Global oil benchmark, Brent crude, extended its rally on Sunday to hit the $50 per barrel mark, the third time this year. This comes as the expected return of the Forcados export terminal has helped to boost Nigeria’s planned crude oil exports this month to about 1.98 million barrels per day, the most since January.


Forcados, whose export has been suspended since February after militant attack on the export line, is one of Nigeria’s largest crude grades with an average output of about 200,000 bpd last year.

No tankers have loaded from the terminal so far, according to Bloomberg ship-tracking data. Eight cargoes are scheduled to load this month with another six planned for November.

The recent upsurge in militant attacks in the Niger Delta pushed oil shipments, the nation’s biggest export, to as low as 1.38 million bpd in August from a high of 2.1 million bpd in January.

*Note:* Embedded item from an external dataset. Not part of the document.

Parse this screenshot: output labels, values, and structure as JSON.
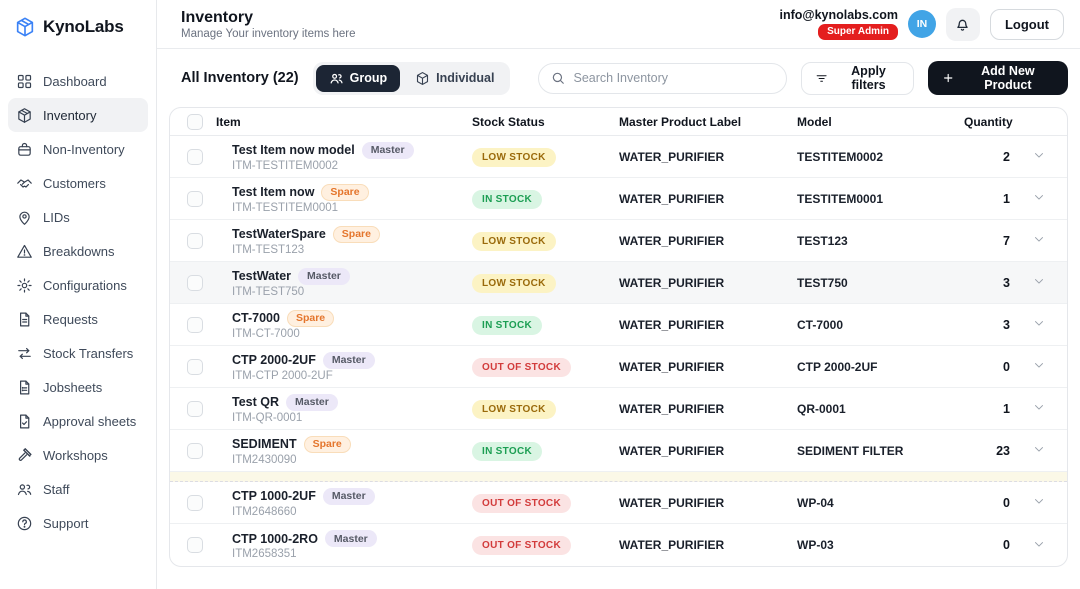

Oil prices have been on an uptrend since the Organisation of Petroleum Exporting Countries decided to cut output for the first time in eight years.

Brent, against which half of the world’s oil is priced, had risen to around $48 per barrel last Wednesday after OPEC agreed to reduce production, compared to $45 earlier in the day.

It stood at $50.19 per barrel as of 4.53pm Nigerian time on Sunday, up from around $49.66 per barrel on Thursday.

OPEC agreed to cut production to a range of 32.5 million barrels per day to 33 million bpd from around 33.5 million bpd.